The UK will be the first country in the world to offer paid parental bereavement as a right, and the government estimates that this new entitlement will help to support around 10,000 parents a year.
The Parental Bereavement Leave and Pay Regulations 2020 will be known as Jack’s Law, in memory of Jack Herd, whose mother, Lucy campaigned tirelessly for its introduction following Jack’s death as a child.
The right to parental bereavement leave
The new parental bereavement leave legislation will provide a statutory right to a minimum of two weeks’ leave for all employed parents if they lose a child under the age of 18, or suffer a stillbirth from 24 weeks of pregnancy, on or after 06 April 2020.
The right to parental bereavement leave will apply irrespective of how long employees have been with you, as parental bereavement leave entitlement will be a ‘day-one’ employment right.
Employees who meet the eligibility criteria will be able to take parental bereavement leave either as a single block of two weeks or as two separate blocks of one week at different times within the first 56 weeks after the death or stillbirth of a child. This allows those affected to match their parental bereavement leave to the times they need it most, which could be in the early days or over the first anniversary.
Under Jack’s Law, the employee is entitled to return to the job that they had before the period of absence as they can with other types of parental leave. They should not be disadvantaged for having taken parental bereavement leave. If you dismiss them because they took parental bereavement leave, this would automatically be classed as unfair dismissal.

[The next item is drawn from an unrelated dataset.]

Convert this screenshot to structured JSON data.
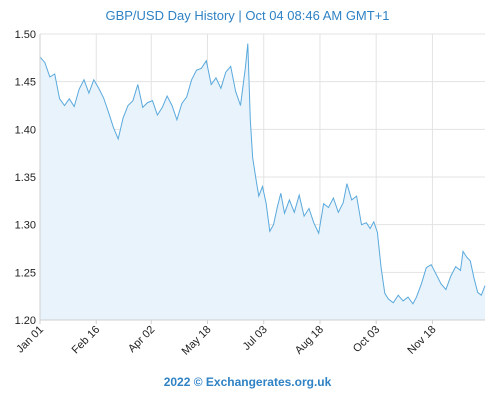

The right to pay when taking parental bereavement leave
Parents with at least 26 weeks’ continuous service and weekly average earnings over the lower earnings limit will also be entitled to statutory parental bereavement pay.
Statutory parental bereavement pay will either be paid at the statutory rate or at 90% of the individual’s average weekly earnings, whichever is lower.
As an employer, you need to administer statutory parental bereavement leave pay in the same way as existing family-related statutory payments, such as statutory paternity pay.
How will the introduction of Jack’s Law affect employers?
Until the introduction of Jack’s Law, employers adopted a broad spectrum of approaches, and the amount of time off and whether it was paid would be at management’s discretion.
Although you may already have provisions for parental bereavement leave, there has been no legal entitlement to allow employees to take any time off following the death of a child until now, except under the provisions relating to unpaid dependant care leave.
The introduction of parental bereavement and pay regulations now sets a minimum benchmark for all employers to meet.
Employers should update their parental bereavement policies before 06 April 2020 to ensure that they allow for at least the minimum amount of leave and pay. They should publicise any changes made to those who manage staff.